Inoltre, lo stesso Garibaldi, operando sulle rendite confiscate con il decreto del 23 ottobre del 1860 alla famiglia Borbone (leggi: patrimonio familiare, restato distinto, come sempre in 126 anni, dalle pur fornite casse statali, al punto da contenere persinole doti nuziali delle figlie di Ferdinando II) mise a disposizione della camorra un asse di 75mila ducati, (quasi 34 miliardi di lire) da distribuire in tre anni ai bisognosi del popolo. La cifra di per sé non era particolarmente rilevante, soprattutto se confrontata con gli sperperi perpetrati in poco più di 50 giorni di dittatura.
Nei mesi, e negli anni a seguire, Tore ‘e Criscienzo divenne un personaggio sempre più scomodo per il neonato regno d’Italia, al punto che anche lui cadde nelle maglie della legge Pica, nata per reprimere il così detto brigantaggio post unitario.
Ma Tore, sebbene semianalfabeta, era stato abbastanza furbo da conservare documenti compromettenti che testimoniavano appunto gli accordi tra il nuovo stato e la camorra.
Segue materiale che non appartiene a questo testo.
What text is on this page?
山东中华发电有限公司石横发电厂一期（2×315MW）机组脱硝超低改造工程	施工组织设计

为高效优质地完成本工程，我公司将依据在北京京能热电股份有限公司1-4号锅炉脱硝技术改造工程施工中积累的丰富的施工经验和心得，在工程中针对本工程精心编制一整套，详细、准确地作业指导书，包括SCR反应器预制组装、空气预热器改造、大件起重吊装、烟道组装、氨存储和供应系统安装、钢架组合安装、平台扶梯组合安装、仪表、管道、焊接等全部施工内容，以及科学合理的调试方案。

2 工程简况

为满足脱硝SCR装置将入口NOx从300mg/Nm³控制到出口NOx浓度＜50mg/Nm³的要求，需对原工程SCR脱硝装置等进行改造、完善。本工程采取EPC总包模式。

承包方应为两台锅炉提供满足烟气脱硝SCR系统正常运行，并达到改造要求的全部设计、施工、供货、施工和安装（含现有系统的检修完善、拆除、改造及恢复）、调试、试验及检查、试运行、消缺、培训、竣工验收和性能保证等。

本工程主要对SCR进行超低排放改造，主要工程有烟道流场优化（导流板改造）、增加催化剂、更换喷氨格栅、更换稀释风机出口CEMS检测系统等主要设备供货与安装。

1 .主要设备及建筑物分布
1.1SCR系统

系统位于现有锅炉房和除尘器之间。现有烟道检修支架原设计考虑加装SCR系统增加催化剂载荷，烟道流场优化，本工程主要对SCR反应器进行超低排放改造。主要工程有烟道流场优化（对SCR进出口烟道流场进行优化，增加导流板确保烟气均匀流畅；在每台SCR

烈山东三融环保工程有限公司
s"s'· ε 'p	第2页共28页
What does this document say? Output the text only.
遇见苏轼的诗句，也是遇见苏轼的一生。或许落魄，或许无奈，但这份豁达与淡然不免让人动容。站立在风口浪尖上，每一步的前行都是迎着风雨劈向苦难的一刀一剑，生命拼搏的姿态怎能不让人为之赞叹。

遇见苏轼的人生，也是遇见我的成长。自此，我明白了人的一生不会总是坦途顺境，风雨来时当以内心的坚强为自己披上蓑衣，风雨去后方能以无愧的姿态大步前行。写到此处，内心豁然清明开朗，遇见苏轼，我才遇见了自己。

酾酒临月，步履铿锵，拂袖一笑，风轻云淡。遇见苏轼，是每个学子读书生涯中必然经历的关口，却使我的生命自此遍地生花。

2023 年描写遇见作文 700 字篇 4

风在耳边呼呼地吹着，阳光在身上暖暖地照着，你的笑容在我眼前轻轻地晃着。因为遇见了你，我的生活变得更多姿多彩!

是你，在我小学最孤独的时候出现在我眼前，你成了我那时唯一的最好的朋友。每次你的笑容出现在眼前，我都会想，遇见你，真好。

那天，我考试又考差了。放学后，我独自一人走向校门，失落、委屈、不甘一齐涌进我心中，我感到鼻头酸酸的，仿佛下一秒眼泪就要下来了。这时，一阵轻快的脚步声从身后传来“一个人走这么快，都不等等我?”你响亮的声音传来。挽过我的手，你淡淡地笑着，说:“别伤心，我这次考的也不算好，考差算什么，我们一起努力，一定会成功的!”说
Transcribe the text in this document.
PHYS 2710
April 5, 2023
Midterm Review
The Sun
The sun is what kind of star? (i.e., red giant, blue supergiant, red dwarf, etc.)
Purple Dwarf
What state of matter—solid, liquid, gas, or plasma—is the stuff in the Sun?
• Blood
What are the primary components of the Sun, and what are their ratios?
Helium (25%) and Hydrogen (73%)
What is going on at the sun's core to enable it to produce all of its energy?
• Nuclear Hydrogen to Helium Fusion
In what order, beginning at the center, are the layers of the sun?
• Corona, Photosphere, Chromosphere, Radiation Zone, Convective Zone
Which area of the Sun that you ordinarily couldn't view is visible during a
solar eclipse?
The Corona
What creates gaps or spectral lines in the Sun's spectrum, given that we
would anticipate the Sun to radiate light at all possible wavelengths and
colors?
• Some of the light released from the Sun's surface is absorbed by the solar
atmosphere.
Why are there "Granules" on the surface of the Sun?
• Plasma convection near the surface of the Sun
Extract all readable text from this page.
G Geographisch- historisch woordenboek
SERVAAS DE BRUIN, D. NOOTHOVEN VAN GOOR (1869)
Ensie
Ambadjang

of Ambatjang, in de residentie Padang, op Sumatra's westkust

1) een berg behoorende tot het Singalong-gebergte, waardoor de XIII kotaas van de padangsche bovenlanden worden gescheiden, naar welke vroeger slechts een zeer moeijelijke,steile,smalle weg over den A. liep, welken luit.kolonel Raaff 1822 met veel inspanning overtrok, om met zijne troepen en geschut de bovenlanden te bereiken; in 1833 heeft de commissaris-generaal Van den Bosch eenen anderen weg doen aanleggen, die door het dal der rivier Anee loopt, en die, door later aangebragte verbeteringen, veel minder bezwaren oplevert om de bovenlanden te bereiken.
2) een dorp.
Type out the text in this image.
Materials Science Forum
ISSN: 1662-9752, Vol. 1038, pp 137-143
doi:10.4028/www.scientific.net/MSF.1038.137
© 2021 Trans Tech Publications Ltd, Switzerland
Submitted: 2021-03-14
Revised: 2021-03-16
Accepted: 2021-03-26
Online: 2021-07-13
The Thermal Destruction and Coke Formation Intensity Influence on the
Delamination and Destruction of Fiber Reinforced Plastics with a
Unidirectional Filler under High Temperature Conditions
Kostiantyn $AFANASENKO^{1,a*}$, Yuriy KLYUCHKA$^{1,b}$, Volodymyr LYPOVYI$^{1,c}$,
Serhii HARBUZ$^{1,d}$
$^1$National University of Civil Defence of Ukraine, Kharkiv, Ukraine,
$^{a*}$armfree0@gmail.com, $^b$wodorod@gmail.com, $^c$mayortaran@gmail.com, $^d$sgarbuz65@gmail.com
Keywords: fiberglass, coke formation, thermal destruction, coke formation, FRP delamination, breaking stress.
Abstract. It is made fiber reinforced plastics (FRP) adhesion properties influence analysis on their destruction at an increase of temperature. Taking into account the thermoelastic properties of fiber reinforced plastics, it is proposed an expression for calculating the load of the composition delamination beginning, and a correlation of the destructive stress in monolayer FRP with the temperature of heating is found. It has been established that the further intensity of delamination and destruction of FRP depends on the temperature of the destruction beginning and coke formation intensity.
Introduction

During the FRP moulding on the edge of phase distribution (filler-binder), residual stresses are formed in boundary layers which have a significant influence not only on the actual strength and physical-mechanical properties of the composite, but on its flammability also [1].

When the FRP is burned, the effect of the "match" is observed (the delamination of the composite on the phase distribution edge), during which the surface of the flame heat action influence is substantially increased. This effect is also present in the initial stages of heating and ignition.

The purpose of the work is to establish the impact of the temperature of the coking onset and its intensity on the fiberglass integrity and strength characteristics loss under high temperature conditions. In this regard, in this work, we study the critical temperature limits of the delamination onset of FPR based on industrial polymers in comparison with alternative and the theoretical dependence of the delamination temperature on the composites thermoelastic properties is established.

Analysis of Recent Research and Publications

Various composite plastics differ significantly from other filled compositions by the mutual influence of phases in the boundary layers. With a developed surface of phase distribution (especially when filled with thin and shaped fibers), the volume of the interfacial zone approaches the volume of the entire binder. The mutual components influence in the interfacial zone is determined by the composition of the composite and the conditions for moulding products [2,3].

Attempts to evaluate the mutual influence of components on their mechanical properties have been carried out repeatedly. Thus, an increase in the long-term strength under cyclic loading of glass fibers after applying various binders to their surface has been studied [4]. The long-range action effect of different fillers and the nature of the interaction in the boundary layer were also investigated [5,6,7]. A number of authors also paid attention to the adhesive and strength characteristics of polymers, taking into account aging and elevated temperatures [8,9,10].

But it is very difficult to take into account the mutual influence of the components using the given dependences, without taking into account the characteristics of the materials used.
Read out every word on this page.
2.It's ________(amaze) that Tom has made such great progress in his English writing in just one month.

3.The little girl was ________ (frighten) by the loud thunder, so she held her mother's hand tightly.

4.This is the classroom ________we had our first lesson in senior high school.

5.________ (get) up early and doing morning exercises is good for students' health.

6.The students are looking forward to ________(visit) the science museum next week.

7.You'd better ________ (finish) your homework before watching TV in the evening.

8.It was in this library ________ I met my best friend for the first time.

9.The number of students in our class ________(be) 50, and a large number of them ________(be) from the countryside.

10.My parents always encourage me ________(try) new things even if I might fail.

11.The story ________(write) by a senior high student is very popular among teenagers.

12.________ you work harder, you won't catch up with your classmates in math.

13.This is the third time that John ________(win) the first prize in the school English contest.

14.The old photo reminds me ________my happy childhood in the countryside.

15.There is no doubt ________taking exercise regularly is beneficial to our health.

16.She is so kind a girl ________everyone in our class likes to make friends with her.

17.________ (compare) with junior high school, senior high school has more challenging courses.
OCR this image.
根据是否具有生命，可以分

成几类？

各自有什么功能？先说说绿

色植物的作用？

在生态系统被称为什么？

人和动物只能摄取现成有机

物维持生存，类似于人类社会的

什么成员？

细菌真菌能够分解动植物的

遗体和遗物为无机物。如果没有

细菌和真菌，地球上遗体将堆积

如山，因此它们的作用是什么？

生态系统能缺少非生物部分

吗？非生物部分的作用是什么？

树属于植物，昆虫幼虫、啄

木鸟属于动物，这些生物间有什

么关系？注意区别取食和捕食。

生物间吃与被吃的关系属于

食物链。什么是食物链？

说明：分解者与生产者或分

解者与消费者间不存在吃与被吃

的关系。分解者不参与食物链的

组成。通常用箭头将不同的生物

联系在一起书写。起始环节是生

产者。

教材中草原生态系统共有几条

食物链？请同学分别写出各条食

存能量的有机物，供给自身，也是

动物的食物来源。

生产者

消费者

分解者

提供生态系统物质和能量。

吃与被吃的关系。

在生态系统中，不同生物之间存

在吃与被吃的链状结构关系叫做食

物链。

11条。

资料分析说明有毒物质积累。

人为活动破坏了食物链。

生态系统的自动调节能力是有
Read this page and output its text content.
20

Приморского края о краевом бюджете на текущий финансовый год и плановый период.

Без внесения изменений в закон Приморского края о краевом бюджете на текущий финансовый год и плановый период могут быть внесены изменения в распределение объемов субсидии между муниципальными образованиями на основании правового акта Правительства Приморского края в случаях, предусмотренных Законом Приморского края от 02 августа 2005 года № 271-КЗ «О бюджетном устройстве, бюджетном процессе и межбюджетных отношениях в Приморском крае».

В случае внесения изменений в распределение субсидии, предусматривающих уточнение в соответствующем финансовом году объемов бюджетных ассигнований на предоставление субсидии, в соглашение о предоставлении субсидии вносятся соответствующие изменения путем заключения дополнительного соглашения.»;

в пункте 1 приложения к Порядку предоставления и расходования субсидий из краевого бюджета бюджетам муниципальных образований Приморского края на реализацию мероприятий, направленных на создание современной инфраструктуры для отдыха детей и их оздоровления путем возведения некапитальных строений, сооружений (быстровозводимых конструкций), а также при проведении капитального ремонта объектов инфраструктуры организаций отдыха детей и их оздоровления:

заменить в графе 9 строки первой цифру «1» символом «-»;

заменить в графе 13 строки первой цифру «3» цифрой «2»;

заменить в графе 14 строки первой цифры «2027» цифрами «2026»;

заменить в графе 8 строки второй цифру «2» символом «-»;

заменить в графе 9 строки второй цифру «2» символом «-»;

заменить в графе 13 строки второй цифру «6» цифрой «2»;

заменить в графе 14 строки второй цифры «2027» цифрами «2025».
Così fu scarcerato e inviato a domicilio coatto dove poté curare gli affari della sua organizzazione.
Possiamo quindi dire che in quel fatidico 7 settembre 1860 non solo furono aperte le porte di Napoli a Garibaldi ma che rese possibile che la camorra man mano assumesse un potere tale da diventare l’organizzazione spietata, il cancro sociale che oggi conosciamo. Come la mafia in Sicilia, anche la camorra campana è figlia di questa Italia, nata male e cresciuta peggio.